Slice the potatoes almost all the way through into half-inch slices. Leave them connected just enough that you can fan out the slices.

Brush the potato all over with the dressing. Make sure you get down in between the slices.

I’m using the zesty Italian vinaigrette. You can do this same preparation with plain olive oil. I have, and most of the oil runs off before the potato browns up very much. The vinaigrette sticks around much better.

Bake at 400° for 40-50 minutes, until a sharp knife goes through the thickest slice without resistance.

Sprinkle the top with grated cheese. It doesn’t have to be Parmigiano Reggiano, but something hard like Romano or Parmesan is better than a soft cheese like cheddar or mozzarella.

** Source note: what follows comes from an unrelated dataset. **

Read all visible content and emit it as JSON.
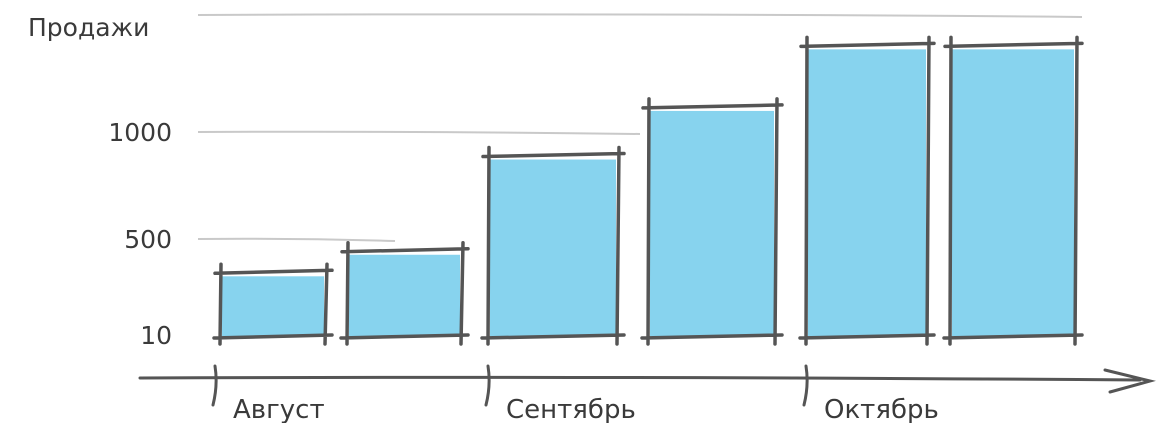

Return to the oven, or place under the broiler, until the cheese is melted.

And that’s it.

Razorback Potatoes

Razorback Potatoes

Ingredients

  • baking potatoes
  • Italian dressing
  • grated Parmigiano Reggiano cheese

Instructions

Slice the potatoes almost all the way through into half-inch slices. Leave enough connected that you can fan the slices out without the potato falling apart.

Brush with the dressing, making sure to get it down in between the slices. Bake at 400° for 40-50 minutes, until a sharp knife goes through the thickest slice without resistance.

Top with grated cheese, and return to the oven or place under the broiler until the cheese is melted.